Lainez survived his injuries. Resendiz died 13 hours later from brain injury.
Contreras admitted hitting Resendiz with an aluminum baseball bat “about three or four times” on his lower body as Boice attacked the man with a club on his “upper body.” At one point, the prosecutor handed the bat to Contreras, who demonstrated to the jury how he’d swung it.
Contreras said the melee lasted about 30 seconds before Boice yelled “Cops!” Contreras said he followed Boice, and two others — Jaron Malone and Clint Malone — followed him out of the room.
On cross examination by defense attorney Laurence Lichter, Contreras admitted he lied in his initial interview with police four years ago, saying Boice was using a baseball bat.
“I was just scared. I was 14 years old,” Contreras said, admitting he told police he wasn’t in the room at all.
Boice contends when he entered the room to confront a man who hit Evans, Resendiz, who wasn’t involved in the earlier dispute, threatened to shoot him.

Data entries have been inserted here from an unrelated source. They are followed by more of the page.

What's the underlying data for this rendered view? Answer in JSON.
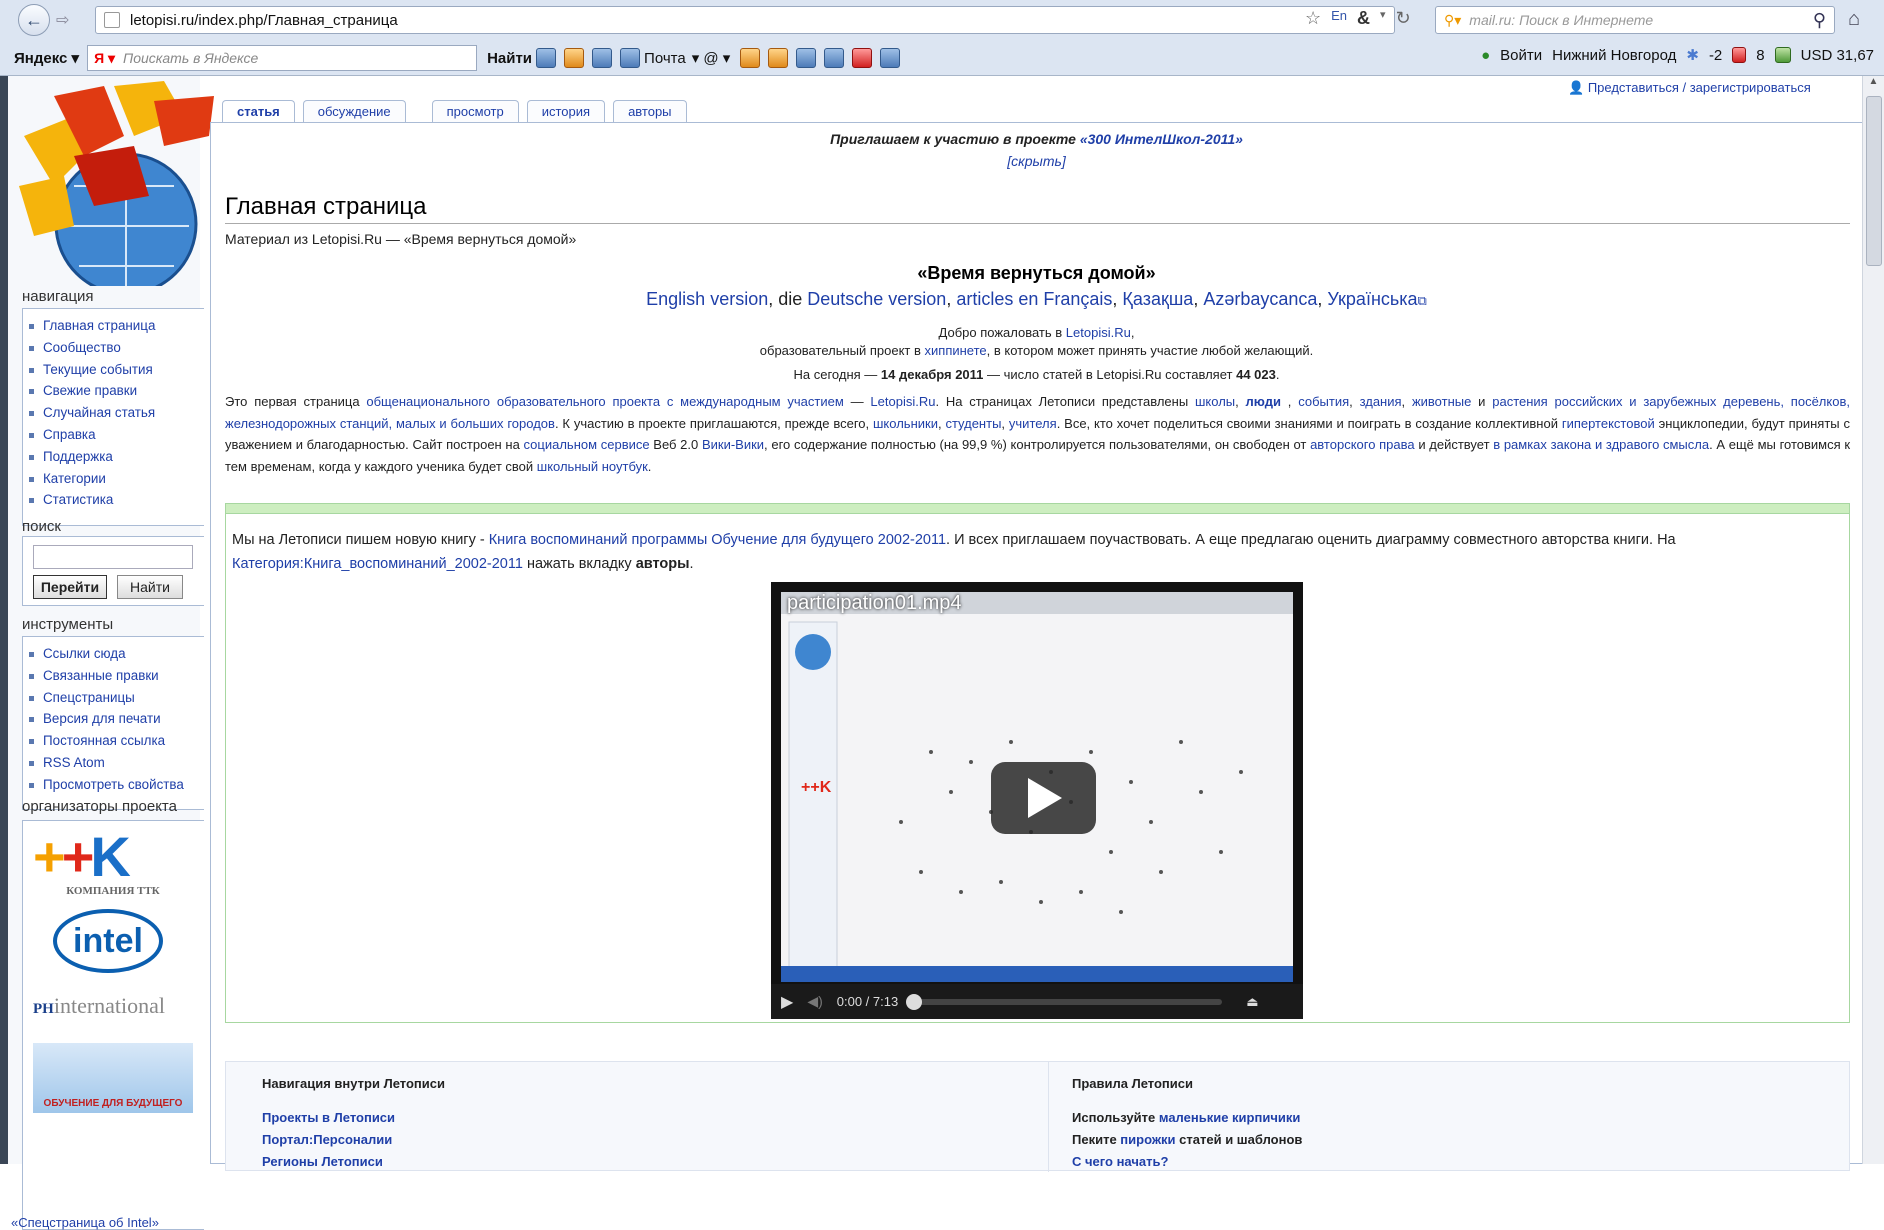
{
  "browser": {
    "url": "letopisi.ru/index.php/Главная_страница",
    "search_placeholder": "mail.ru: Поиск в Интернете",
    "yandex_label": "Яндекс",
    "yandex_placeholder": "Поискать в Яндексе",
    "find_label": "Найти",
    "mail_label": "Почта",
    "login_label": "Войти",
    "city": "Нижний Новгород",
    "temp": "-2",
    "traffic": "8",
    "usd": "USD 31,67"
  },
  "wiki": {
    "login": "Представиться / зарегистрироваться",
    "tabs": [
      "статья",
      "обсуждение",
      "просмотр",
      "история",
      "авторы"
    ],
    "sitenotice_text": "Приглашаем к участию в проекте ",
    "sitenotice_link": "«300 ИнтелШкол-2011»",
    "hide": "[скрыть]",
    "title": "Главная страница",
    "subtitle": "Материал из Letopisi.Ru — «Время вернуться домой»",
    "motto": "«Время вернуться домой»",
    "langs": [
      "English version",
      "Deutsche version",
      "articles en Français",
      "Қазақша",
      "Azərbaycanca",
      "Українська"
    ],
    "langs_sep1": ", die ",
    "welcome_pre": "Добро пожаловать в ",
    "welcome_link": "Letopisi.Ru",
    "welcome2_pre": "образовательный проект в ",
    "welcome2_link": "хиппинете",
    "welcome2_post": ", в котором может принять участие любой желающий.",
    "today_pre": "На сегодня — ",
    "today_date": "14 декабря 2011",
    "today_mid": " — число статей в Letopisi.Ru составляет ",
    "today_count": "44 023",
    "paragraph": {
      "p1": "Это первая страница ",
      "l1": "общенационального образовательного проекта с международным участием",
      "p2": " — ",
      "l2": "Letopisi.Ru",
      "p3": ". На страницах Летописи представлены ",
      "l3": "школы",
      "p4": ", ",
      "l4": "люди",
      "p5": " , ",
      "l5": "события",
      "l6": "здания",
      "l7": "животные",
      "p6": " и ",
      "l8": "растения российских и зарубежных деревень, посёлков, железнодорожных станций, малых и больших городов",
      "p7": ". К участию в проекте приглашаются, прежде всего, ",
      "l9": "школьники",
      "l10": "студенты",
      "l11": "учителя",
      "p8": ". Все, кто хочет поделиться своими знаниями и поиграть в создание коллективной ",
      "l12": "гипертекстовой",
      "p9": " энциклопедии, будут приняты с уважением и благодарностью. Сайт построен на ",
      "l13": "социальном сервисе",
      "p10": " Веб 2.0 ",
      "l14": "Вики-Вики",
      "p11": ", его содержание полностью (на 99,9 %) контролируется пользователями, он свободен от ",
      "l15": "авторского права",
      "p12": " и действует ",
      "l16": "в рамках закона и здравого смысла",
      "p13": ". А ещё мы готовимся к тем временам, когда у каждого ученика будет свой ",
      "l17": "школьный ноутбук",
      "p14": "."
    },
    "book": {
      "t1": "Мы на Летописи пишем новую книгу - ",
      "l1": "Книга воспоминаний программы Обучение для будущего 2002-2011",
      "t2": ". И всех приглашаем поучаствовать. А еще предлагаю оценить диаграмму совместного авторства книги. На ",
      "l2": "Категория:Книга_воспоминаний_2002-2011",
      "t3": " нажать вкладку ",
      "b": "авторы",
      "t4": "."
    },
    "video": {
      "title": "participation01.mp4",
      "time": "0:00 / 7:13"
    },
    "sidebar": {
      "nav_title": "навигация",
      "nav": [
        "Главная страница",
        "Сообщество",
        "Текущие события",
        "Свежие правки",
        "Случайная статья",
        "Справка",
        "Поддержка",
        "Категории",
        "Статистика"
      ],
      "search_title": "поиск",
      "go": "Перейти",
      "search": "Найти",
      "tools_title": "инструменты",
      "tools": [
        "Ссылки сюда",
        "Связанные правки",
        "Спецстраницы",
        "Версия для печати",
        "Постоянная ссылка",
        "RSS Atom",
        "Просмотреть свойства"
      ],
      "org_title": "организаторы проекта",
      "ttk_sub": "КОМПАНИЯ ТТК",
      "intel": "intel",
      "ph": "PH",
      "ph2": "international",
      "future": "ОБУЧЕНИЕ ДЛЯ БУДУЩЕГО",
      "special": "«Спецстраница об Intel»"
    },
    "bottom": {
      "left_title": "Навигация внутри Летописи",
      "left": [
        "Проекты в Летописи",
        "Портал:Персоналии",
        "Регионы Летописи"
      ],
      "right_title": "Правила Летописи",
      "r1_pre": "Используйте ",
      "r1_link": "маленькие кирпичики",
      "r2_pre": "Пеките ",
      "r2_link": "пирожки",
      "r2_post": " статей и шаблонов",
      "r3_link": "С чего начать?"
    }
  },
  "colors": {
    "link": "#1f3fa8",
    "border": "#aabbd5",
    "green": "#cdeec0"
  }
}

Contreras denied hearing any reference to a gun or anyone say anything before the beatings began. He said the group was only looking to even the score against the gang he described as violent and bullying to Native Americans.
“I just wanted to fight. I didn’t think anyone was going to die,” he said.
Contreras pleaded guilty Aug. 24 to one count of battery with a deadly
weapon with substantial bodily harm. A sentencing date has not been set.
The remaining eight defendants are expected to be tried during the next seven months: Frederick Fred, Dutchy, Jaron Malone, Clint Malone, Mike Kizer, Elvin Fred, Sylvia Fred and Evans.
Alejandro Avila pleaded guilty to lesser charge of conspiracy to commit battery in 1999.